A opinião de ...

Gastronomia tradicional transmontana Casulas com bulho

“Diz-me o que comes, dir-te-ei o que és. O carácter de uma raça pode ser deduzido simplesmente do seu método de assar a carne. Um lombo de vaca preparado em Portugal, em França, ou Inglaterra, faz compreender talvez melhor as diferenças intelectuais destes três povos do que o estudo das suas literaturas”.
Eça de Queiroz
Concordo plenamente com o “divino” Eça, depois de viver longos anos em Trás-os-Montes. Aqui, este povo ancestral, aprendeu a tirar o máximo proveito de alimentos simples, do que a terra dá, e a transformá-los em inigualáveis iguarias, que merecem a qualificação de um verdadeiro legado cultural. Se, por um lado, o isolamento do “Reino Maravilhoso” nos afasta dos grandes centros, por outro lado, permitiu salvar muito da sua cultura genuína. A gastronomia é cultura. Mas para se “perceber” Trás-os-Montes, tem de se penetrar na sua alma e no seu corpo…A casa transmontana disseminada e isolada pelas aldeias, ou sobranceira, mirando horizontes sem fim, a humildade do Nordeste Transmontano, feita de pedra solta e telha vã, na sua austeridade solene e serena, fala-nos das gerações passadas onde a lareira é um altar dos avós, onde se convive com os vizinhos. É o lar do nosso povo que em noites de longas invernias, com os pingurelhos pendentes dos telhados e o senceno a emoldurar as árvores, ouve a melodia dos “rachos” a arder no lume e a modorrenta sinfonia dos testos a saltitar sobre as velhas panelas de ferro…Se a cozinha é a “sala de visitas” do transmontano, a adega é o local privilegiado onde se levam os amigos…Uma malga de azeitonas, um pedaço de presunto ou um cibo de queijo, são o acompanhamento adequado para se provar uma boa pinga, na companhia de um amigo. Costumamos dizer que em Trás-os-Montes, que aqui, há nove meses de Inverno e três de Inferno. As casulas (que também são conhecidas na região por “cascas”, “vasas secas”, ou “vagens secas”) acompanhadas pelo Bulho (na região também conhecido por Butelo ou Palaio), são um prato tradicional comido, sobretudo, no chamado Domingo Gordo, no Carnaval. Este prato é bastante forte, daí que seja consumido, preferencialmente no Inverno.
As casulas são vagens secas de feijões que são partidas aos bocados, quando ainda estão verdes e depois secas ao sol em cima de mantas, para serem consumidas no Inverno.
O Bulho é um enchido tradicional do Nordeste Transmontano, que é feito à base de carne e ossos do espinhaço do porco, partidos em pequenos pedaços, depois de lhe ter sido retirada a carne que vai ser usada na composição dos salpicões e das linguiças. É curado ao fumo, pendurado em varas, nas cozinhas tradicionais.
Neste prato típico, para além das casulas e do bulho, são ainda utilizados outros enchidos, nomeadamente a linguiça e a botcha, batatas e carnes de porco salgadas, tais como, orelha, focinho e pé.
Na degustação deve usar-se um bom azeite, de preferência transmontano, e deve acompanhar-se com um bom vinho tinto da região.

RECEITA
De véspera, põem-se as casulas de molho em água fria abundante (para as hidratar).
No dia seguinte, cozem-se juntamente com o bulho e as restantes carnes (adicionar sal só em caso de necessidade). Quando já estiverem quase prontas, adicionam-se as batatas descascadas.
Quando tudo estiver cozido, escorrem-se as cascas e as batatas para um prato fundo, dispõem-se por cima as carnes em bocados e rega-se tudo com azeite transmontano cru.

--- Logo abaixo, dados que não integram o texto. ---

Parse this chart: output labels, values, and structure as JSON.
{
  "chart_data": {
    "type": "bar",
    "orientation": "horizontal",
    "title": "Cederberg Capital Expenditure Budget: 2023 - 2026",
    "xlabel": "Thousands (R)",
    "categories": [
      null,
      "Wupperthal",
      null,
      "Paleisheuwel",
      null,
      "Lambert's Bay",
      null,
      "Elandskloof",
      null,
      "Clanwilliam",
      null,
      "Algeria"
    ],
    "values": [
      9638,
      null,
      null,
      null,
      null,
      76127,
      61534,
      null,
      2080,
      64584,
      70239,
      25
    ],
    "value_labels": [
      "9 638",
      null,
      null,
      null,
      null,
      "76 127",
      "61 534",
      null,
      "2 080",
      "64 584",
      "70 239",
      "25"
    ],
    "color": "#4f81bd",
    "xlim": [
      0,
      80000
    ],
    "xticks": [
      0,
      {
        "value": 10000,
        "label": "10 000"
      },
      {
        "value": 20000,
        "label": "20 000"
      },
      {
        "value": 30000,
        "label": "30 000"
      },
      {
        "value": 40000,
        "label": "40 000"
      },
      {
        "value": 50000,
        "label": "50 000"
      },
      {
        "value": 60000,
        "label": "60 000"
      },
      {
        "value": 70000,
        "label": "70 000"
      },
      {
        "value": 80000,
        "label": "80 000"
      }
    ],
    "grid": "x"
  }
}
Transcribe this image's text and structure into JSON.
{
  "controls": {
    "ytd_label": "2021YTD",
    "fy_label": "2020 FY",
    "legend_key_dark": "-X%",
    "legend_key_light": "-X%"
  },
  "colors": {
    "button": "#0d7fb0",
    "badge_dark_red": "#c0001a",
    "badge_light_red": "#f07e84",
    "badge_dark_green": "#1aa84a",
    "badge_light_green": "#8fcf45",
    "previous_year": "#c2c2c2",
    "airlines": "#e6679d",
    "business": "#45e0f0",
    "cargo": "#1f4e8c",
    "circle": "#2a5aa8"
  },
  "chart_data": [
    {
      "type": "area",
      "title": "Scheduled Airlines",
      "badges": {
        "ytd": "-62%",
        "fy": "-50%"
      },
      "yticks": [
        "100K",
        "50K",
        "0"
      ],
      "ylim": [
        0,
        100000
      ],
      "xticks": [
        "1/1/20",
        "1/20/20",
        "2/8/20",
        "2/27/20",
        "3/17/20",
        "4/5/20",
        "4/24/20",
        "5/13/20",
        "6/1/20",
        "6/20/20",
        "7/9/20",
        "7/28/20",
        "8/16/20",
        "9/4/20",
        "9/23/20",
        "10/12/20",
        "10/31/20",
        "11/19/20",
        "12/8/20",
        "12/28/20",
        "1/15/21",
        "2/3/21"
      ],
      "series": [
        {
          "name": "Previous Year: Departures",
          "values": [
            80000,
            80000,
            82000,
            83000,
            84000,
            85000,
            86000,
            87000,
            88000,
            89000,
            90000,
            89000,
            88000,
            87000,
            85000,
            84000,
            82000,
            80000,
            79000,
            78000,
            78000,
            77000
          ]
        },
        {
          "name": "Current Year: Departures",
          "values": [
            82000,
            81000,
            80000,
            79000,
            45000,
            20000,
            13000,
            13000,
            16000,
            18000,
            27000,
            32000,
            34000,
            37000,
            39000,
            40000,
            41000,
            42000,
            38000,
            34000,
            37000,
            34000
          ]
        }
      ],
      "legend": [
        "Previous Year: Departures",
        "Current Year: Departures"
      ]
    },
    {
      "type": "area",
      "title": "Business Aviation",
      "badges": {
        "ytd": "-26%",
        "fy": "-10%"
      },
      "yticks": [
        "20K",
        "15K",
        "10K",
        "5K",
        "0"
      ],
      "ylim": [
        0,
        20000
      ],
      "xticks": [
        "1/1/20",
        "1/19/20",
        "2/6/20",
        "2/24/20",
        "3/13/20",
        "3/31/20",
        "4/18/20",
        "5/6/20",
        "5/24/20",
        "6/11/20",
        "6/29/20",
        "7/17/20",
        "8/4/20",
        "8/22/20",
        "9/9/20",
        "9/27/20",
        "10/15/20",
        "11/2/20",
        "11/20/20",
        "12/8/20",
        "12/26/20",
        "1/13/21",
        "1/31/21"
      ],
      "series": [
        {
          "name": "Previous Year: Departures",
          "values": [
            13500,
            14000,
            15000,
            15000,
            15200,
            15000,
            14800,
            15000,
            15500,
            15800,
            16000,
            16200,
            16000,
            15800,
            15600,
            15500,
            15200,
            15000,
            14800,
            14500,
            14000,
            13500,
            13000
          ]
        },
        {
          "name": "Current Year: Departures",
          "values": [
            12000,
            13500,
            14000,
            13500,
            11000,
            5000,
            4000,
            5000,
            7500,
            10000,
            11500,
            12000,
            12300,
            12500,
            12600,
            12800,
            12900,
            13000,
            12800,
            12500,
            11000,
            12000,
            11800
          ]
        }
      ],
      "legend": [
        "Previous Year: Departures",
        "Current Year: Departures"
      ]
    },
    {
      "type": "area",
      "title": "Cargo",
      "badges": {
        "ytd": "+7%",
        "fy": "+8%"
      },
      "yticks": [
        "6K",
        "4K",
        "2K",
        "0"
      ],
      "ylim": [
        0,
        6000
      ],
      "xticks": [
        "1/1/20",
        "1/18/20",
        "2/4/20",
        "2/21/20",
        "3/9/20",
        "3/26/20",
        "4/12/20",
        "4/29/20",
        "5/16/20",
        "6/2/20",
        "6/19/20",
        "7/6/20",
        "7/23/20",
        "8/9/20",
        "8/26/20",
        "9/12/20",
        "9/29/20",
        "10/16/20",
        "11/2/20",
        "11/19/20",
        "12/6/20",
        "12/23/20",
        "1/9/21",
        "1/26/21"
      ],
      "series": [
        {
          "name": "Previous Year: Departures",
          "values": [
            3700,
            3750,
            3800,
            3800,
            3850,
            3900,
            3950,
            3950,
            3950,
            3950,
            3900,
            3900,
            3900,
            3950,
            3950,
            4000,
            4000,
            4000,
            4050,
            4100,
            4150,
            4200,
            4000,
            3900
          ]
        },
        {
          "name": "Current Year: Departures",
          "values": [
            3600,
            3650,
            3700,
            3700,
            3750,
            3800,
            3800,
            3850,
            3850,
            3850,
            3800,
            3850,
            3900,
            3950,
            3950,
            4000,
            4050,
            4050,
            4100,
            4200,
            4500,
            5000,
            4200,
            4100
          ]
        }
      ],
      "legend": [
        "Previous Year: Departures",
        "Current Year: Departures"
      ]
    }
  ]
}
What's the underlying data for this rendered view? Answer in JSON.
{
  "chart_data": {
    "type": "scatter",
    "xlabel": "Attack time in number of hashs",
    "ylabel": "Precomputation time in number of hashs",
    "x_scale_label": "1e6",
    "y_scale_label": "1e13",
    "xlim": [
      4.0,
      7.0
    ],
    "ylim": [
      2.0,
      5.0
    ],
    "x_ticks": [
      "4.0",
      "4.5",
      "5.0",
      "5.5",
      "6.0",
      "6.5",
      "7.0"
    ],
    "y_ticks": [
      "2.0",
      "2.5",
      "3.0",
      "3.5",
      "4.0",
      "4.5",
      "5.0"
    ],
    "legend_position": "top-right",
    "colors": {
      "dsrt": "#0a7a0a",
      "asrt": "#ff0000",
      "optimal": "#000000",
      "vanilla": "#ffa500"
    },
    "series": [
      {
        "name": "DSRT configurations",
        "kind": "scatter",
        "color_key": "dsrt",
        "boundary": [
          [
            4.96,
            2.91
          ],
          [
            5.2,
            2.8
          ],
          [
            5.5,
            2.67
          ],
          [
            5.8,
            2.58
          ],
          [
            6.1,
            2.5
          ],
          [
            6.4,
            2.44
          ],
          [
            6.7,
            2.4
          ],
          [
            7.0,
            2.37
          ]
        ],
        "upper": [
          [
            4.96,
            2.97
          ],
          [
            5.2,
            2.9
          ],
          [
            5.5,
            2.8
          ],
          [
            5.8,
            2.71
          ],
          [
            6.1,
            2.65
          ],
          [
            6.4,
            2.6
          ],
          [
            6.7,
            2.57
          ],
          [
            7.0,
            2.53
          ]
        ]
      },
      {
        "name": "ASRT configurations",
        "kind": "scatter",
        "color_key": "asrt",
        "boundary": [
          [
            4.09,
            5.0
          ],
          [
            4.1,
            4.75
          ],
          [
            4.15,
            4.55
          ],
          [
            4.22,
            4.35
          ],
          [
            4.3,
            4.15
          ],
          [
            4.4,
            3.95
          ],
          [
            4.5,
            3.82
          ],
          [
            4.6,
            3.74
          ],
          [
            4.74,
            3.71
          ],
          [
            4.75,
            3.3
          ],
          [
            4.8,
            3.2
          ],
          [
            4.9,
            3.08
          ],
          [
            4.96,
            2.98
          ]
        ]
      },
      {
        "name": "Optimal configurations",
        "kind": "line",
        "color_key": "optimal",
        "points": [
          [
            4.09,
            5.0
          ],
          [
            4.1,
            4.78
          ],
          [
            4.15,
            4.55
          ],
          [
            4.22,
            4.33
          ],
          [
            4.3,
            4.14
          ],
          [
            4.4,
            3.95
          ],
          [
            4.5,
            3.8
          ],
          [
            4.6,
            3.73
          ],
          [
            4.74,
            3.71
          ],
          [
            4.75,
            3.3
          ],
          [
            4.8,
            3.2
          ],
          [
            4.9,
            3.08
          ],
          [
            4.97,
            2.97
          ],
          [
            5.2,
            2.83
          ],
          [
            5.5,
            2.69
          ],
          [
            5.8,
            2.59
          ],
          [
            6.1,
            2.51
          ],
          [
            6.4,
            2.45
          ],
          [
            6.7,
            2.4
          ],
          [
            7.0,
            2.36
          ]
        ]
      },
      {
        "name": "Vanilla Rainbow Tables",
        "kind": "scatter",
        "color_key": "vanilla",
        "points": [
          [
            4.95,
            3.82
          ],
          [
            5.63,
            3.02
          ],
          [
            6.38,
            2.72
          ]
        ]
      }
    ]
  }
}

NOTA: há quem faça sopa com a água de cozer as cascas e a carne.
Esta sopa é basicamente constituída por fatias de pão de trigo amolecidas com o referido caldo.
Caso seja possível, deve confeccionar-se este prato em panela de ferro de três pés, à lareira. O paladar será mais apurado. Bom apetite, meus ilustre amigos transmontanos.